Des récits comme celui-là, j’en ai entendu des dizaines parmi les nombreuses personnes déplacées, chrétiens comme musulmans, rencontrées au Burkina Faso. 800 000 selon l’Onu mais en réalité sans doute plus d’un million car beaucoup ne sont pas enregistrées. Et plus de 800 morts. Des chiffres qui augmentent tous les jours. Sur un terrain prêté par un généreux propriétaire, les déplacés survivent tant bien que mal. Les tentes sont recouvertes de grands plastiques déchirés, bleu ou noir…il fait déjà 35 degrés à 11h. Les burkinabè se massent à l’ombre des quelques arbres, attendant une aide officielle qui ne vient pas. Seule la générosité des voisins et de l’Eglise leur permet de survivre. Ils sont traumatisés. Une femme raconte qu’elle a perdu son mari, une autre son père…ces camps sont remplis de veuves et d’orphelins car les terroristes tuent surtout les hommes. Les enfants grouillent de partout, et nous regardent avec leurs grands yeux sombres. « L’ennemi est invisible, il ne revendique pas ses attaques » explique l’un des leaders du camp. D’où ces questions qui reviennent, lancinantes : « on ne comprend pas qui nous tue et pourquoi ? Que veulent-ils ? Et d’où viennent les armes ? » Autant de questions qui mériteraient d’être creusées. En profondeur et en vérité.

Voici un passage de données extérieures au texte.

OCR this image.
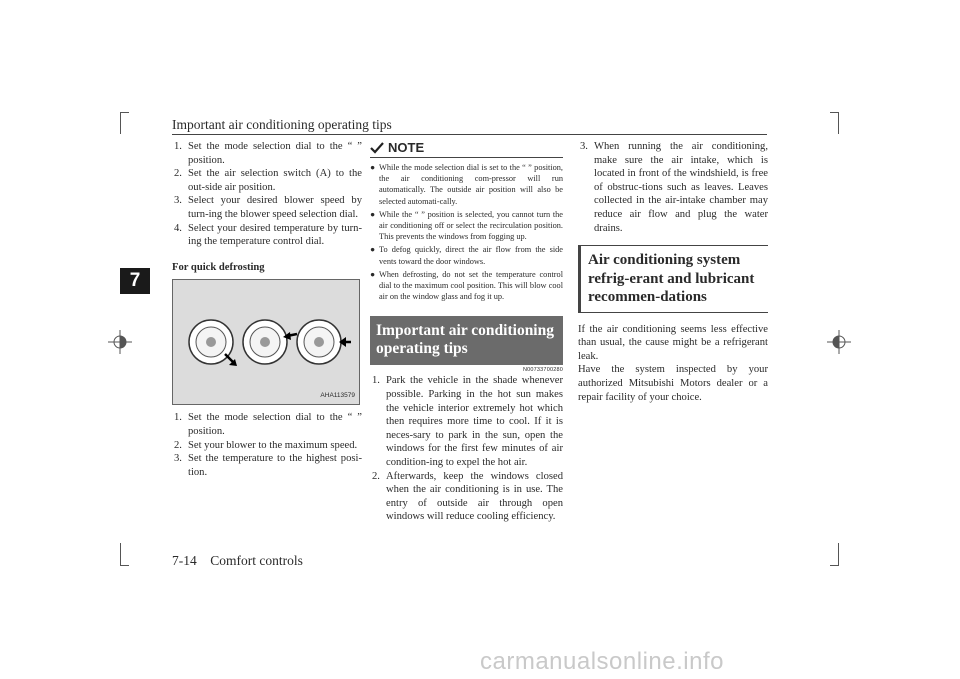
Important air conditioning operating tips
7
1. Set the mode selection dial to the “ ” position.
2. Set the air selection switch (A) to the out-side air position.
3. Select your desired blower speed by turn-ing the blower speed selection dial.
4. Select your desired temperature by turn-ing the temperature control dial.
For quick defrosting
AHA113579
1. Set the mode selection dial to the “ ” position.
2. Set your blower to the maximum speed.
3. Set the temperature to the highest posi-tion.
NOTE
● While the mode selection dial is set to the “ ” position, the air conditioning com-pressor will run automatically. The outside air position will also be selected automati-cally.
● While the “ ” position is selected, you cannot turn the air conditioning off or select the recirculation position. This prevents the windows from fogging up.
● To defog quickly, direct the air flow from the side vents toward the door windows.
● When defrosting, do not set the temperature control dial to the maximum cool position. This will blow cool air on the window glass and fog it up.
Important air conditioning operating tips
N00733700280
1. Park the vehicle in the shade whenever possible. Parking in the hot sun makes the vehicle interior extremely hot which then requires more time to cool. If it is neces-sary to park in the sun, open the windows for the first few minutes of air condition-ing to expel the hot air.
2. Afterwards, keep the windows closed when the air conditioning is in use. The entry of outside air through open windows will reduce cooling efficiency.
3. When running the air conditioning, make sure the air intake, which is located in front of the windshield, is free of obstruc-tions such as leaves. Leaves collected in the air-intake chamber may reduce air flow and plug the water drains.
Air conditioning system refrig-erant and lubricant recommen-dations
If the air conditioning seems less effective than usual, the cause might be a refrigerant leak.
Have the system inspected by your authorized Mitsubishi Motors dealer or a repair facility of your choice.
7-14 Comfort controls
carmanualsonline.info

L’aide internationale ou la charia

Entre les terroristes djihadistes, les bandits de grands chemins, les trafiquants d’armes et de drogues, les rivalités ethniques, les changements climatiques, le Burkina Faso, pays des hommes intègres, se trouve confronté à une situation inédite. Malgré l’extrême complexité de la situation qui fait que tout raccourci est dangereux, certains Burkinabè osent entrevoir deux hypothèses qui se profilent à moyen ou long terme : soit la victoire de la résistance populaire avec l’aide internationale, soit… la charia.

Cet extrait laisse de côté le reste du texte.